8 - Cadre de vie des frères : bâtiments et équipement


Eglise conventuelle

Période Etat Nef - Choeur - Plan Equipements
1490-1510 env.

L'église, aujourd'hui paroisse catholique, a été incendiée en 1664 par les Ottomans, puis profondément transformée au milieu du XVIIIe siècle en style baroque, bien que la structure reste d'origine.

Photo Compl.

Église en briques à une seule nef ; choeur à fermeture polygonale.

Dimensions : 40,4 m de long sur 13 m de large ; clocher unique, à la croisée du transept.

< ROMHÁNYI, p. 22

Source photo

Obs. :

En 1551, les objets précieux conservés au couvent sont remis au patron, à l'exception de ceux conservés à la sacristie.

< KARÁCSONYI II, p. 39 (d'après un document non coté des archives de Gyöngyös et sans liste détaillant le contenu du trésor liturgique de l'église)

9 - Economie du salut


Tombes

Date réalisation Identité Condition Sociographie Observations
1562 Thomas de Nádasd Laïcs Aristocrate(s), baron(s), magnat(s)

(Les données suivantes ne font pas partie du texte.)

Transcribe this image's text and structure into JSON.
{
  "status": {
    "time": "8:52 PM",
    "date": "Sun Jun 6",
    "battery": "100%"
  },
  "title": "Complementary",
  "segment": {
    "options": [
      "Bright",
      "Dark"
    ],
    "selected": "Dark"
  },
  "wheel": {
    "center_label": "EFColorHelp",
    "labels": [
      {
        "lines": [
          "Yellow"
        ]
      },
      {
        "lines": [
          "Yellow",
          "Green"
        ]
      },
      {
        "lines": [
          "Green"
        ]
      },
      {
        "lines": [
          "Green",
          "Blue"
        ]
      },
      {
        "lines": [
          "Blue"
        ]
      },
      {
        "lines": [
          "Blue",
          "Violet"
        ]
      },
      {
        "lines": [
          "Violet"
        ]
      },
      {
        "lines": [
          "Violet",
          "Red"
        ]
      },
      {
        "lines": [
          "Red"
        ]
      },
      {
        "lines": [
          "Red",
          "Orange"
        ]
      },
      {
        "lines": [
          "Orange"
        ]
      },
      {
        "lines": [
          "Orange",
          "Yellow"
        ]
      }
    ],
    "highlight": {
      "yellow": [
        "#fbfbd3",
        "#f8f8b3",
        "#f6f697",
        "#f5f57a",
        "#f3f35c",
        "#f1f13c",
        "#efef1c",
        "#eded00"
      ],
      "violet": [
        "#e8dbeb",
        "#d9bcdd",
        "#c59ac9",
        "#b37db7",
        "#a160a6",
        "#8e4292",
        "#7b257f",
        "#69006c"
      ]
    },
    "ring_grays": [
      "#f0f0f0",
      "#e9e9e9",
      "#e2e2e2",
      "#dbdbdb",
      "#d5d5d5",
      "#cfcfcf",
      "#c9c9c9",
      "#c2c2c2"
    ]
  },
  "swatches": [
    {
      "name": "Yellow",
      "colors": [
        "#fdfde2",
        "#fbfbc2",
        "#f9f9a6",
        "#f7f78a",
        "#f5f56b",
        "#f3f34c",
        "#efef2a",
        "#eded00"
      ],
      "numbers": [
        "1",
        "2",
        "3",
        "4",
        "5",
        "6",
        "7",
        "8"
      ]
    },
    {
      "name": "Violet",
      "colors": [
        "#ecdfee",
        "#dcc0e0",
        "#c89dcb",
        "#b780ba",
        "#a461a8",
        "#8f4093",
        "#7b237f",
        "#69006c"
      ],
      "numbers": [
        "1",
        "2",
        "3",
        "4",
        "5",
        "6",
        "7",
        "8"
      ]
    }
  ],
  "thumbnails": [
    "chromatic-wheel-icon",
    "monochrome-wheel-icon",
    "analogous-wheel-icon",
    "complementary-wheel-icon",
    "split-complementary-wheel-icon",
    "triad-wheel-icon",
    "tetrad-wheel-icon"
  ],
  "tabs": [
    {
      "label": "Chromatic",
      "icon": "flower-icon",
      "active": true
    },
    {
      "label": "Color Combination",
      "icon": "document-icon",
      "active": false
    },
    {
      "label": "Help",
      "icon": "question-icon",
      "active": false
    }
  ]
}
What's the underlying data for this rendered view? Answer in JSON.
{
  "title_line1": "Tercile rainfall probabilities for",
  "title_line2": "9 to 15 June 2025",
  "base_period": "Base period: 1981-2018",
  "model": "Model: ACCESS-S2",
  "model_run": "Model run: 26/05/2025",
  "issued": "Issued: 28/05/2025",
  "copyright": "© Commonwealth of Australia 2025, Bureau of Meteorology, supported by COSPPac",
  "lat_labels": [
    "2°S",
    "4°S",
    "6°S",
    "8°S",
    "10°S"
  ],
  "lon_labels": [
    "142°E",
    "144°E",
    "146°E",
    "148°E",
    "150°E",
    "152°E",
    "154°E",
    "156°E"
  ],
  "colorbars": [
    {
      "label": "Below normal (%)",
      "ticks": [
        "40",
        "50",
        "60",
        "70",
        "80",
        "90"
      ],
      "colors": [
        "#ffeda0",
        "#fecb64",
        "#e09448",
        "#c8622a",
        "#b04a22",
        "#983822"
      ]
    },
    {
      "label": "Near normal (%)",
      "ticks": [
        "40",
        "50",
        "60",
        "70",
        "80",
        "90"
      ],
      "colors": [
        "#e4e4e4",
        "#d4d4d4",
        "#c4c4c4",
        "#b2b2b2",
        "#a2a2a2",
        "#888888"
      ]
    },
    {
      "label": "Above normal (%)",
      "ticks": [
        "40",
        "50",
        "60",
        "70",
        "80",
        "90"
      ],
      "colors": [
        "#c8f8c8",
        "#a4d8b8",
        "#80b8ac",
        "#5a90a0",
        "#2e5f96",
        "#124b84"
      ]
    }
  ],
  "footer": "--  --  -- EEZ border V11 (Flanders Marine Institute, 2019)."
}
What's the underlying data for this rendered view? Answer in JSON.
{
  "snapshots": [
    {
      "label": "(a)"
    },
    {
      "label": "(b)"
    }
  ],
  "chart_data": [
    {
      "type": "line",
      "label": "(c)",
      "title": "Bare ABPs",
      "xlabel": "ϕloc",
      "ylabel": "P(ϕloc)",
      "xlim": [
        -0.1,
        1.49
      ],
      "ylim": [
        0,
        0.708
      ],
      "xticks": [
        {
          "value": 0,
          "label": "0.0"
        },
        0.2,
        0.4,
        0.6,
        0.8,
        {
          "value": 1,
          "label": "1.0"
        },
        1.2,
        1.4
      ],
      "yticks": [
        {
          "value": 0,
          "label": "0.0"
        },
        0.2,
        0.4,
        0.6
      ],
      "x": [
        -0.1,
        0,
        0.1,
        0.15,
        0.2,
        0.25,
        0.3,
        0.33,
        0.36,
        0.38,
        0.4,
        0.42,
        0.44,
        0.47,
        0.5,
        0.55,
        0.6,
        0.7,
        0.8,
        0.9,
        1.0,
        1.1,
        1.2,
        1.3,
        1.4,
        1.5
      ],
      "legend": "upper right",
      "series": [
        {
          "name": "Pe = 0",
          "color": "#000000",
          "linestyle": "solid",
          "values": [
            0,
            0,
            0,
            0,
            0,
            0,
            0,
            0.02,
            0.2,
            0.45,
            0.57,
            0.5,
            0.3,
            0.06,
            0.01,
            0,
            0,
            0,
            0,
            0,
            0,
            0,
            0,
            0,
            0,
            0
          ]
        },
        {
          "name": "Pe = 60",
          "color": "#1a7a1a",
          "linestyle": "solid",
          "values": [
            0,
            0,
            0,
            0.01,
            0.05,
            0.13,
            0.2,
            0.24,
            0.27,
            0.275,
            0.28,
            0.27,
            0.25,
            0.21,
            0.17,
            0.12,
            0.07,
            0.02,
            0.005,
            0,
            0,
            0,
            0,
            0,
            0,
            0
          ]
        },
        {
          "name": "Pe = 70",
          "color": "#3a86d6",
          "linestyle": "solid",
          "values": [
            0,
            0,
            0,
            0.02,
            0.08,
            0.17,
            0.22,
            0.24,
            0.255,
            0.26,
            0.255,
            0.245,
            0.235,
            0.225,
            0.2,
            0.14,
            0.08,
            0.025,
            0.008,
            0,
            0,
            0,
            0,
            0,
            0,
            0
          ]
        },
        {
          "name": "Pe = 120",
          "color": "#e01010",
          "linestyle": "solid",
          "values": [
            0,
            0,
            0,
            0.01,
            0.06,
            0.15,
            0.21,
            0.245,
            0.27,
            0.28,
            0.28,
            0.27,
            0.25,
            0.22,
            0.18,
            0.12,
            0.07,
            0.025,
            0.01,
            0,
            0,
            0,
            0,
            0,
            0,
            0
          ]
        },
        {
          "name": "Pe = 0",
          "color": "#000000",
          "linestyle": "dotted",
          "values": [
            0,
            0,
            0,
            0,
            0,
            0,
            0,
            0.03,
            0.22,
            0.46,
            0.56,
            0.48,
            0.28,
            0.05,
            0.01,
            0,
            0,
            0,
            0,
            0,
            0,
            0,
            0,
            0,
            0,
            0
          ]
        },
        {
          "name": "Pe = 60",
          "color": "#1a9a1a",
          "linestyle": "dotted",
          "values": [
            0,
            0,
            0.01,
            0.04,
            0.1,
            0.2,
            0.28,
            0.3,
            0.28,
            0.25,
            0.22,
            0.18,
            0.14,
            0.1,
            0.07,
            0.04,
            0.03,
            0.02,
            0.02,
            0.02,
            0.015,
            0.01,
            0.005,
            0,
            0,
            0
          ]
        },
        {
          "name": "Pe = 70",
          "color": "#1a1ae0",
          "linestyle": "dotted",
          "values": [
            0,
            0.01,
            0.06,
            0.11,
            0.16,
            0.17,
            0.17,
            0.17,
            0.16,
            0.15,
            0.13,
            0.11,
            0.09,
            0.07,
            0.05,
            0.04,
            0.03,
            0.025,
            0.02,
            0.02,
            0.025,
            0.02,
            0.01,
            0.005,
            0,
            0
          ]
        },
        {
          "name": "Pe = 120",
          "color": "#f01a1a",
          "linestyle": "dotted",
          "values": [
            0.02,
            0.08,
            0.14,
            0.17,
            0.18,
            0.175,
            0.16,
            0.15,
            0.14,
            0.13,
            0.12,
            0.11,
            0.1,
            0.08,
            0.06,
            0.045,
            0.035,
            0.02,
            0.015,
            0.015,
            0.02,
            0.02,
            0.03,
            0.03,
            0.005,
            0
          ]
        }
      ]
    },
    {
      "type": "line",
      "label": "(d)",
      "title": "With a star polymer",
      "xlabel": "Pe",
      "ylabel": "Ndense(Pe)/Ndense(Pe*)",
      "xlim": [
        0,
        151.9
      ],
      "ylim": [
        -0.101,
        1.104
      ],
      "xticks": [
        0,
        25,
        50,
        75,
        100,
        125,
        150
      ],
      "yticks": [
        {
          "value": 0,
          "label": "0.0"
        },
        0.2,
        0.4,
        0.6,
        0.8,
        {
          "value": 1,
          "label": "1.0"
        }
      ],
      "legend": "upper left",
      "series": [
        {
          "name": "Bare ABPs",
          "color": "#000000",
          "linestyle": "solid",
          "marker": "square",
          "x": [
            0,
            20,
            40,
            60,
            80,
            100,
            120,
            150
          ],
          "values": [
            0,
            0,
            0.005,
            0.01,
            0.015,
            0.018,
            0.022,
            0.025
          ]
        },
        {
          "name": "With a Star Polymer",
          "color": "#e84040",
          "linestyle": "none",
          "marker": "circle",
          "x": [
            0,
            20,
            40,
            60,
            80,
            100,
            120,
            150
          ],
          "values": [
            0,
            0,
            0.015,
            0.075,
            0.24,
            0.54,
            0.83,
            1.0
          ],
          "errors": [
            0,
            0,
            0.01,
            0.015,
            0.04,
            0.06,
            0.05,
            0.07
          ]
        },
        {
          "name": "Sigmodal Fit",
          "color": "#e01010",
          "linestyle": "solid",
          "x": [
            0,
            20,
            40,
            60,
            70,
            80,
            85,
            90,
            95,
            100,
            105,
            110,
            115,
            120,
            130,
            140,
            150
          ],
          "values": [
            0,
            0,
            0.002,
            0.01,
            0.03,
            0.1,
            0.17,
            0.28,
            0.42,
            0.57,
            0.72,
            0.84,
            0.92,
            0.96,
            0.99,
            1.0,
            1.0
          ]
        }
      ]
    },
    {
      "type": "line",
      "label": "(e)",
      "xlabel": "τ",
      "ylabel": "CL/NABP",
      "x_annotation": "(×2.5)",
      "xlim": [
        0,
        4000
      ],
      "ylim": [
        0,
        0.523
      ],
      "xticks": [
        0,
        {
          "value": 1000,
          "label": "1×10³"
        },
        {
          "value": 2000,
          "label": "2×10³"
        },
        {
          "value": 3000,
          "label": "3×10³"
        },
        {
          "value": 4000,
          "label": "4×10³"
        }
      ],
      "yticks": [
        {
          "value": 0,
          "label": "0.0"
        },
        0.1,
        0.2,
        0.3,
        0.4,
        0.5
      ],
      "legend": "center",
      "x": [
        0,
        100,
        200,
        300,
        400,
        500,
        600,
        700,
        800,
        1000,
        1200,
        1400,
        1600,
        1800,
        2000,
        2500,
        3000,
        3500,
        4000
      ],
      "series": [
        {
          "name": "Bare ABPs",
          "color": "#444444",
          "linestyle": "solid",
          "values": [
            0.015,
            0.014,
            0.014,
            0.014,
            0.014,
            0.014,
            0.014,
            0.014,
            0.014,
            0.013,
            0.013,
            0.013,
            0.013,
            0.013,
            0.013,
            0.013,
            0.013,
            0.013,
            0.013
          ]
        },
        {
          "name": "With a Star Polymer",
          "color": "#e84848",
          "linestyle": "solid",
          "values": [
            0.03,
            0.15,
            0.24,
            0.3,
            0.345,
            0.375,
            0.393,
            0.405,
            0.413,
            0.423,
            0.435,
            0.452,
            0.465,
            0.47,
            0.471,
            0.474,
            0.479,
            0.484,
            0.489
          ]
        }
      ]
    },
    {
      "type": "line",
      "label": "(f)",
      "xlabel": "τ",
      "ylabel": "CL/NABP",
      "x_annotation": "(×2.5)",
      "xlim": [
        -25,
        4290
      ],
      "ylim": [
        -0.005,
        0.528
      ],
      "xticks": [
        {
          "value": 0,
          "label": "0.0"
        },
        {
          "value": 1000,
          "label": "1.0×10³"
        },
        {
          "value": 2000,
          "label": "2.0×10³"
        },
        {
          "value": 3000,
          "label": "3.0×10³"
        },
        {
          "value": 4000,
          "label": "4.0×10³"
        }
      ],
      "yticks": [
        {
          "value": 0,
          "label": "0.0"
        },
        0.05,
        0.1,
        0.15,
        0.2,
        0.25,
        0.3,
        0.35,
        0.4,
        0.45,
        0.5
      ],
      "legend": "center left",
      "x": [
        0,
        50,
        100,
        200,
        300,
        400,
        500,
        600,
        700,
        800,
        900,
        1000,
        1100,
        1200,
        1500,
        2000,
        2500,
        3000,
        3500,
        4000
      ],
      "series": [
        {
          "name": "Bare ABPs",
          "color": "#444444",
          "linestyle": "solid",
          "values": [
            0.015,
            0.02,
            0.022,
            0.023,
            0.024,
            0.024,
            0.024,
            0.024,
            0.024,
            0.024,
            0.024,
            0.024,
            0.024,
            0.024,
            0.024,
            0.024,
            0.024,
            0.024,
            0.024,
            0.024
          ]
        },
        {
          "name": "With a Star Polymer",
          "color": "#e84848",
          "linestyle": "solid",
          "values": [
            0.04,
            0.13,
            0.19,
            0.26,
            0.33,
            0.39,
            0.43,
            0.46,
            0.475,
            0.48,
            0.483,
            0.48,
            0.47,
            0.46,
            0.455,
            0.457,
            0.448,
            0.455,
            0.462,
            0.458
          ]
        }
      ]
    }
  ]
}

Le palatin Thomas de Nádasd, patron du couvent, se fit enterrer au couvent le 9 juin 1562, selon une notation de l'époque. La tombe n'a pas été retrouvée.

< KARÁCSONYI II, p. 39-40

1515

Tombe de style Renaissance en marbre rouge réalisée en 1515, probablement pour un membre du lignage d'Egervár (Brice ?), et placée aujourd'hui sur le mur sud du choeur.

< http://www.egervar.hu/templom.htm?reloaded=true [10.VII.2017]

Rayonnement social

Forte implication des patrons, issus de la haute aristocratie, dans le fonctionnement matériel du couvent (voir supra).

Le recrutement des frères (prêtres et frères lais) se faisait, d'après les noms indiqués sur les listes internes des années 1531-1554, sur une base régionale, en Transdanubie.